Cut off one head, two more shall take its place

If the creature has $100$ heads, then one way the knight can proceed is as follows. Go through the $(7,1)$ process, (i.e., $7$ heads cut off, $1$ head grows back), a total of $16$ times, which will leave the creature with $100 - 16*(7 - 1) = 4$ heads remaining.

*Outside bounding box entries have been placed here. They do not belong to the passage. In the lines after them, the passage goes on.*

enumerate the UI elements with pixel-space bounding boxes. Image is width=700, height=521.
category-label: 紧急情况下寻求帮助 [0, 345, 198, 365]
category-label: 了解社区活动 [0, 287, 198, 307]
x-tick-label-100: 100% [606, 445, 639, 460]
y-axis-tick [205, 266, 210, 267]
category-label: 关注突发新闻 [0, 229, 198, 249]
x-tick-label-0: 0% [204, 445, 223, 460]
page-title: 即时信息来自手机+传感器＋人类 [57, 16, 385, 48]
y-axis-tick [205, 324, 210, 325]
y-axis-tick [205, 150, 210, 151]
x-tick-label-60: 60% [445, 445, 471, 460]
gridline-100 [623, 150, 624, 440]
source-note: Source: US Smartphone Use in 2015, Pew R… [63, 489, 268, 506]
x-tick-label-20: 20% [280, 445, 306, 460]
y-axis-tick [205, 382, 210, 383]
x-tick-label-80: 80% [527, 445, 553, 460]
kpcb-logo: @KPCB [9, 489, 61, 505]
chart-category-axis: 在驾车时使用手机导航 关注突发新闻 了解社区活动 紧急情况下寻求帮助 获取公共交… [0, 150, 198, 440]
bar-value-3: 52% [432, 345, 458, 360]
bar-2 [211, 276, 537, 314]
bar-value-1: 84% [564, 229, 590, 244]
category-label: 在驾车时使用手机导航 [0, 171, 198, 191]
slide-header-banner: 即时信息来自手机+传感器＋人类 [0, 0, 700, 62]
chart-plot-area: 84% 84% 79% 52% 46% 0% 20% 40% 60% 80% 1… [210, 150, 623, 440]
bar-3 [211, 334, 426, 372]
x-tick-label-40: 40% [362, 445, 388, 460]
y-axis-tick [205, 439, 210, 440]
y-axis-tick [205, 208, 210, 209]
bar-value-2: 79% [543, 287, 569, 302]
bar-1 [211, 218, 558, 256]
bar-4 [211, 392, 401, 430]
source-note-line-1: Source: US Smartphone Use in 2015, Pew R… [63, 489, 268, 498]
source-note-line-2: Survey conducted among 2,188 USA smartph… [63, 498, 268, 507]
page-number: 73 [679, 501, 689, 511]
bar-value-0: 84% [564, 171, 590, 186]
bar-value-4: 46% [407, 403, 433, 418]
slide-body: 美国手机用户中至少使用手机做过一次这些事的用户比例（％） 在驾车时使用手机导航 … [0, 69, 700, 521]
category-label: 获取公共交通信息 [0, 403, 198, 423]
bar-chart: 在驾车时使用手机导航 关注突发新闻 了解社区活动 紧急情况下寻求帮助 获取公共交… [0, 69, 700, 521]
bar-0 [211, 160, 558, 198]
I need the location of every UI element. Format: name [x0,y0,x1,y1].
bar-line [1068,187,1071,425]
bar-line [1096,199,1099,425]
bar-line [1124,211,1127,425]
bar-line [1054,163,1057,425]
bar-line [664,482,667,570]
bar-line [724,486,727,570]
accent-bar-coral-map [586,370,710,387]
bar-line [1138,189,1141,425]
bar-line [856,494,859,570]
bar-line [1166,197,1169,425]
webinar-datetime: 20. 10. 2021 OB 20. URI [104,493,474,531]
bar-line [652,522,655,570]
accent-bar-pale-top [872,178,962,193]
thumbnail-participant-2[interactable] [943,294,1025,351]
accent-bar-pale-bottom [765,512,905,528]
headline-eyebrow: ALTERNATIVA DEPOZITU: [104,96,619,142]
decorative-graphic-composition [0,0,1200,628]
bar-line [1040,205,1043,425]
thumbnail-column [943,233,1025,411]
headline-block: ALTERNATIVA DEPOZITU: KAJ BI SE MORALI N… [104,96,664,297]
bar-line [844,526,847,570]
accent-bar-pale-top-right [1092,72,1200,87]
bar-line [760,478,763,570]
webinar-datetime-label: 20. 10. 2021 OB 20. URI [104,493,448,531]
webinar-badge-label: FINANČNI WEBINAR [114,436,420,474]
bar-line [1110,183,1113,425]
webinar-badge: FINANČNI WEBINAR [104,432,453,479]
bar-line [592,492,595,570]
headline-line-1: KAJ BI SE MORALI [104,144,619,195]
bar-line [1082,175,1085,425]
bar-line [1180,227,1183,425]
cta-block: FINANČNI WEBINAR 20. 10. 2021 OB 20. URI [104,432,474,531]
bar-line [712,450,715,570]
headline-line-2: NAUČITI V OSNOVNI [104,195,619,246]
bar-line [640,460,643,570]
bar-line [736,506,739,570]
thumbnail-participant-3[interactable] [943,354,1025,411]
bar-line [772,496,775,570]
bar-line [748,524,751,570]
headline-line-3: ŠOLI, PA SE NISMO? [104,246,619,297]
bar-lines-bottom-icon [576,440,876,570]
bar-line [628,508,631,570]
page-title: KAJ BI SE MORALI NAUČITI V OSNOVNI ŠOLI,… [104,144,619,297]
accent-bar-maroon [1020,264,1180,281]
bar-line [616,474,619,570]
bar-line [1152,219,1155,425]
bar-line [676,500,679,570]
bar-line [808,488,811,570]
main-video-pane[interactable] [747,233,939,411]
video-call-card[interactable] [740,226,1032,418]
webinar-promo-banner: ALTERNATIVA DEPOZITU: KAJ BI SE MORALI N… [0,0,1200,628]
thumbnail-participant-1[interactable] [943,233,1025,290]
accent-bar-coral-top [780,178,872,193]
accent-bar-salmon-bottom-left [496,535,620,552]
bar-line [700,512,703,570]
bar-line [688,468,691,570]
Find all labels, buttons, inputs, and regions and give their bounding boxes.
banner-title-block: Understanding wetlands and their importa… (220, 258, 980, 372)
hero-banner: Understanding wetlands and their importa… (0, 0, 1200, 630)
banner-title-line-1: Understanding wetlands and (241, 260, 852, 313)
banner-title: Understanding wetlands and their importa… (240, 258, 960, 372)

Now go through the $(1,4)$ process once to end up with $7$ heads remaining, which the knight can then cut off to finally kill the creature.

If the creature has $99$ heads, then first note that as long as the creature is alive, the $(1,4)$ process will increase the number of its heads by $3$ , and both the $(7,1)$ and $(11,5)$ processes will decrease the number of its heads by $6.$ Since the creature starts with $99$ heads, which is divisible by $3,$ and can only have its number of heads change (after one of the processes) by $3$ or $6$ while remaining alive, then while it is alive the number of heads it has after any of the three processes will always be divisible by $3.$ But since none of $1,7$ or $11$ is divisible by $3,$ the knight will never be able to deliver the final blow to kill the creature.

Thus the knight can kill a $100$ -headed creature but not a $99$ -headed one.

From 100: Whether you use (-11+5) or (-7+1) does not matter. Eventually you will get down to 4 (since 16 x 6 = 96). Then 4-1+4 = 7 and 7-7 = 0. From 99: Get down to 3 (one less than for the 100 case). Now, 3-1+4=6 and 6-1+4=9, 9-7+1=3 and the cycle will just repeat.

100 heads, so taking (11,5) function -> we continue until 16 times until we are left with 2 + 5 heads to which we apply (7,1) function once which gives 7 heads in the last stage which is finally carried out using function (7,1) .